The Klezmatics: On Holy Ground
The entertaining and revealing story of the Klezmatics
Yiddish teacher Pesach Fiszman explains in his brief appearance in the documentary “The Klezmatics: On Holy Ground’’ that “for a language to live, it must be spoken.’’
The Klezmatics, a band that formed on the Lower East Side of Manhattan in 1986 and still performs around the world, preserves Yiddish with its original music rooted deep in Eastern European Jewish cultural tradition. The band doesn’t imitate classic Yiddish music; it creates its own authentic sound that blends traditional klezmer - the celebratory sound of weddings and bar mitzvahs - with soul, gospel, rock ’n’ roll, and jazz. The infectious result owes much to the band members’ musical gifts and feisty personalities, which make the film’s talking-head segments entertaining and revealing.
Director Eric Greenberg Anjou (“A Cantor’s Tale’’) followed the Klezmatics for more than three years on the road and in the recording studio, recording their professional and personal lives. His film features lively and illuminating interviews with cultural historians, Yiddish scholars, and musicians such as Nora Guthrie, Woody Guthrie’s daughter, who worked with the Klezmatics on their 2006 Grammy-winning CD, “Wonder Wheel: Lyrics by Woody Guthrie.’’ Like the music of the Klezmatics, these interviews are down to earth and engaging, not pretentious or academic. The band members, who hail from diverse backgrounds, offer insight into the personal and financial sacrifices that even successful musicians are forced to make. The heroic artist cliches are transcended by the personalities: Violinist and vocalist Lisa Gutkin, the band’s sole woman, holds her ground with opinionated trumpeter and keyboardist Frank London, one of the band’s founding members with lead singer, accordion player, and resident Yiddish expert Lorin Sklamberg.

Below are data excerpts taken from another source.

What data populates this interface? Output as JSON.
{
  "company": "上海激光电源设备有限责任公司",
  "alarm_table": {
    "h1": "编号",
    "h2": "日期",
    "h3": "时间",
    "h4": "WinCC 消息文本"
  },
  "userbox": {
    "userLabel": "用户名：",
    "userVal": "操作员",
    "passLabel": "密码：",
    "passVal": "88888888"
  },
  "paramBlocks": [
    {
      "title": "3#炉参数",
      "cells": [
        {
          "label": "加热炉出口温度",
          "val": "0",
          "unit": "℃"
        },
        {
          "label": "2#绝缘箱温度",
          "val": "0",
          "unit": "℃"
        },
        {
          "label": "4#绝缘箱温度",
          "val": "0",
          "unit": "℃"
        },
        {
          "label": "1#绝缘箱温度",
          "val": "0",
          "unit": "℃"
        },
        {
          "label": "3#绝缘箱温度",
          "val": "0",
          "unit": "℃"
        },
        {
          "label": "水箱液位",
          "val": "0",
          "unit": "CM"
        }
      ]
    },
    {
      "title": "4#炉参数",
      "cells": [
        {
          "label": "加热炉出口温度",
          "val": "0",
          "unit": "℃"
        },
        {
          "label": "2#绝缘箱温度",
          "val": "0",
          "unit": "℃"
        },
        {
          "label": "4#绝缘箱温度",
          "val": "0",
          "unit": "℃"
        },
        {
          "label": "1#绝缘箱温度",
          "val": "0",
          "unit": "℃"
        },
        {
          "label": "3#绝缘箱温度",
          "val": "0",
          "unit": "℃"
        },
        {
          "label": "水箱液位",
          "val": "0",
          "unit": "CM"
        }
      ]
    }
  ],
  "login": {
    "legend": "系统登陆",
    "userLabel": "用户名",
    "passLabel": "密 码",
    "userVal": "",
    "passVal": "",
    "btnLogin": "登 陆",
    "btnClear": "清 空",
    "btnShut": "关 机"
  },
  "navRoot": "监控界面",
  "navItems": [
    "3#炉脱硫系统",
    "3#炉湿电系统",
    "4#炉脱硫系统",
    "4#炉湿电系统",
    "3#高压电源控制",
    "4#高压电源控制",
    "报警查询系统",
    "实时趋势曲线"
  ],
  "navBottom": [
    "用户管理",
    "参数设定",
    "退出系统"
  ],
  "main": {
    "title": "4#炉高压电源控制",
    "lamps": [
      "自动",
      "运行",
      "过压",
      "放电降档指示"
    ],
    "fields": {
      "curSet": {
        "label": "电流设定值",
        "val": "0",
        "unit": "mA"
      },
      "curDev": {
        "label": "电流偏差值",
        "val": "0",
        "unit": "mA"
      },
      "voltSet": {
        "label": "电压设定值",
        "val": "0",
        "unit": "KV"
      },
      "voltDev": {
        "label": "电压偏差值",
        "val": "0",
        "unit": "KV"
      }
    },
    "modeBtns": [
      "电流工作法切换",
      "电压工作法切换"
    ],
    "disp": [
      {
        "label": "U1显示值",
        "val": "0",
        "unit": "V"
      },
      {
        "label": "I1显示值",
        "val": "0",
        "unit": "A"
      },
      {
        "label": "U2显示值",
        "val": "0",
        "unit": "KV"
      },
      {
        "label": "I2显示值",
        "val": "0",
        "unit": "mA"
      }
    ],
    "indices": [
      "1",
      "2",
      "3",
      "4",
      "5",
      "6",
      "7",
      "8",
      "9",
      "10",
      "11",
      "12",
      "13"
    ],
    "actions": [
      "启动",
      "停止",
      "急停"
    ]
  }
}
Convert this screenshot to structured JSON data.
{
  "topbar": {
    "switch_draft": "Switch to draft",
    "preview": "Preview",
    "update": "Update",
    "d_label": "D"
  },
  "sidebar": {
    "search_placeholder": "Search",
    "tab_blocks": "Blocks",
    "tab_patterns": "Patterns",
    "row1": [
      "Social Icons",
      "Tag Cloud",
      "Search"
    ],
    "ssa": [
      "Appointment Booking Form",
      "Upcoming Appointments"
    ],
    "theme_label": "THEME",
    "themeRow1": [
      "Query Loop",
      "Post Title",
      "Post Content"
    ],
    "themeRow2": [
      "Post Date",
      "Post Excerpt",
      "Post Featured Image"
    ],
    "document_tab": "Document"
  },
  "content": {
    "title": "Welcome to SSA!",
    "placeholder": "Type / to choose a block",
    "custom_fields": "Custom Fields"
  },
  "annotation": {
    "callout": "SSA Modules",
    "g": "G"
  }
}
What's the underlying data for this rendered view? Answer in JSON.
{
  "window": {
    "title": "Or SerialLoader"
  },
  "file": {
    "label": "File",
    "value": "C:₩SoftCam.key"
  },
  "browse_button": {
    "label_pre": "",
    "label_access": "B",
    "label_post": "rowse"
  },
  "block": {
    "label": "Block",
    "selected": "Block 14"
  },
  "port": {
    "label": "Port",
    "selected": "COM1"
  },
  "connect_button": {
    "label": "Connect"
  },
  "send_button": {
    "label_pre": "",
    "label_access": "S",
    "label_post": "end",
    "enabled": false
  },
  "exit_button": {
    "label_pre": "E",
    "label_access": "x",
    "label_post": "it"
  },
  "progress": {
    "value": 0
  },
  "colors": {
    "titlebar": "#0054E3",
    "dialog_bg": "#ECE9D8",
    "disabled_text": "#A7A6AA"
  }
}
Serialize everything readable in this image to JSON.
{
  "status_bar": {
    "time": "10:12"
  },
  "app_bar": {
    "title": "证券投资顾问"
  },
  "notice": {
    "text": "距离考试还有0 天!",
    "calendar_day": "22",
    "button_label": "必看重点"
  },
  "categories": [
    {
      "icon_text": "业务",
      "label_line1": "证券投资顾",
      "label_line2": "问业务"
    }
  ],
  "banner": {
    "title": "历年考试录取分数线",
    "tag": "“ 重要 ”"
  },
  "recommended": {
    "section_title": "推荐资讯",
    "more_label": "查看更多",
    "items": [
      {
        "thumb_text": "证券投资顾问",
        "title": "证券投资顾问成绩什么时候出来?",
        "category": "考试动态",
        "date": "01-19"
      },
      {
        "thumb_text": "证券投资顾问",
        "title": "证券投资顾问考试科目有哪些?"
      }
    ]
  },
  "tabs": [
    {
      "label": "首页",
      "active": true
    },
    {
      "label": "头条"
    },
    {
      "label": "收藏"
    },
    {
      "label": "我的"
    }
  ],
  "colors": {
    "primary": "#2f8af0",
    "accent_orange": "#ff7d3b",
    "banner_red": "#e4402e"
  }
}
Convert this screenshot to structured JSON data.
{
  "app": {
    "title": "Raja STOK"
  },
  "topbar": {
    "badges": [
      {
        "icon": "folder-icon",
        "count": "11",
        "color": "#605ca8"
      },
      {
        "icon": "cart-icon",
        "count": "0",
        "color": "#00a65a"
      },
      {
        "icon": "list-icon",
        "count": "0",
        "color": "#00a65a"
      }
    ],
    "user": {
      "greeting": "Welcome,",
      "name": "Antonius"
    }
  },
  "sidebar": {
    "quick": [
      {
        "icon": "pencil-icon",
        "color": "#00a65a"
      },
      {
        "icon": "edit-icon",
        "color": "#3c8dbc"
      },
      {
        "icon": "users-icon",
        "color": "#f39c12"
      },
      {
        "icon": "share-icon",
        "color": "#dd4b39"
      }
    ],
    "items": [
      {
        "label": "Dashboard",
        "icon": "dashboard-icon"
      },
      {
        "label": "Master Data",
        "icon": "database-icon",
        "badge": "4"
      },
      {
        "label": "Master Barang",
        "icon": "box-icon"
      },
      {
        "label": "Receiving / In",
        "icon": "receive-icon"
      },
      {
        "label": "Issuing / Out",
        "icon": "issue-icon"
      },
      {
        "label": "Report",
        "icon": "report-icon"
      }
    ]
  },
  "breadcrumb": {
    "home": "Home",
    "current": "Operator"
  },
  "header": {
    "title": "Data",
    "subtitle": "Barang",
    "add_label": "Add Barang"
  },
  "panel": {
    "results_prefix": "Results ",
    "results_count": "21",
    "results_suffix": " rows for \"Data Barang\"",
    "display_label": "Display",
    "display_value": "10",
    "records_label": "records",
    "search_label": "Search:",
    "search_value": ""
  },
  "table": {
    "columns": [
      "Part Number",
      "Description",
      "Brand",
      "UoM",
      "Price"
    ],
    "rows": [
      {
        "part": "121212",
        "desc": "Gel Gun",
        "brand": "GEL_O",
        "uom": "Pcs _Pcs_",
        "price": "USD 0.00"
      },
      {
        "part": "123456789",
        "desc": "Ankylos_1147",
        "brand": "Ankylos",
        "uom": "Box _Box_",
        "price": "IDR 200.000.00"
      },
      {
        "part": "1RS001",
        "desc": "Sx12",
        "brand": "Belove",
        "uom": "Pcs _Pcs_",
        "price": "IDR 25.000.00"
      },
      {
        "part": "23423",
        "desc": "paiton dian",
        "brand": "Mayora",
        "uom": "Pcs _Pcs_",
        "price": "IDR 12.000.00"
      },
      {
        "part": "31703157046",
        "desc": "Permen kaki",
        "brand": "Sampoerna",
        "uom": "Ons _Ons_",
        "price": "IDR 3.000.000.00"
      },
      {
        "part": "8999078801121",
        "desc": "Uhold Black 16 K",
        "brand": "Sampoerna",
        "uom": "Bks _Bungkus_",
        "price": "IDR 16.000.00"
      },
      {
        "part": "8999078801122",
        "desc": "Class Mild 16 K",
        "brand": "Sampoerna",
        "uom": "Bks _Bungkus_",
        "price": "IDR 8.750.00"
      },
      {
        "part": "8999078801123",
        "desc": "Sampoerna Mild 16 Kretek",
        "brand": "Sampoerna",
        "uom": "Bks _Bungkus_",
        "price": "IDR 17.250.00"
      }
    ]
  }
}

As one of the bandmates notes, the group is a “family that’s functional in its dysfunction.’’ While sitting around a table eating bagels or riding the tour bus, they hash out everything from scheduling conflicts to who gets what solo. These exchanges do more than capture the cliche of the rigors of the road or the dynamics of a band; the communal debates echo the kibitzing of the shetl, the street corner, and the union hall.
Interviews and archival footage are interspersed with concerts and jam sessions, most notably for “Wonder Wheel,’’ the band’s first English-language CD. The film captures the group’s Grammy-winning high, quickly followed by the low that happens when their record label suddenly goes belly up and they break with their manager.
It’s a familiar tale of the perils of the music industry. But the film ultimately resonates as a story of how dedicated artists survive.
All the struggles evaporate once the band hits the stage at a vast outdoor arena in Krakow or before a sell-out crowd at Walt Disney Hall in Los Angeles. As the horns, violin, and accordion cook and the infectious songs send the crowd into foot-stomping, hand-clapping fervor, the Klezmatics are not just the premier klezmer group in the world, they’re simply a great band.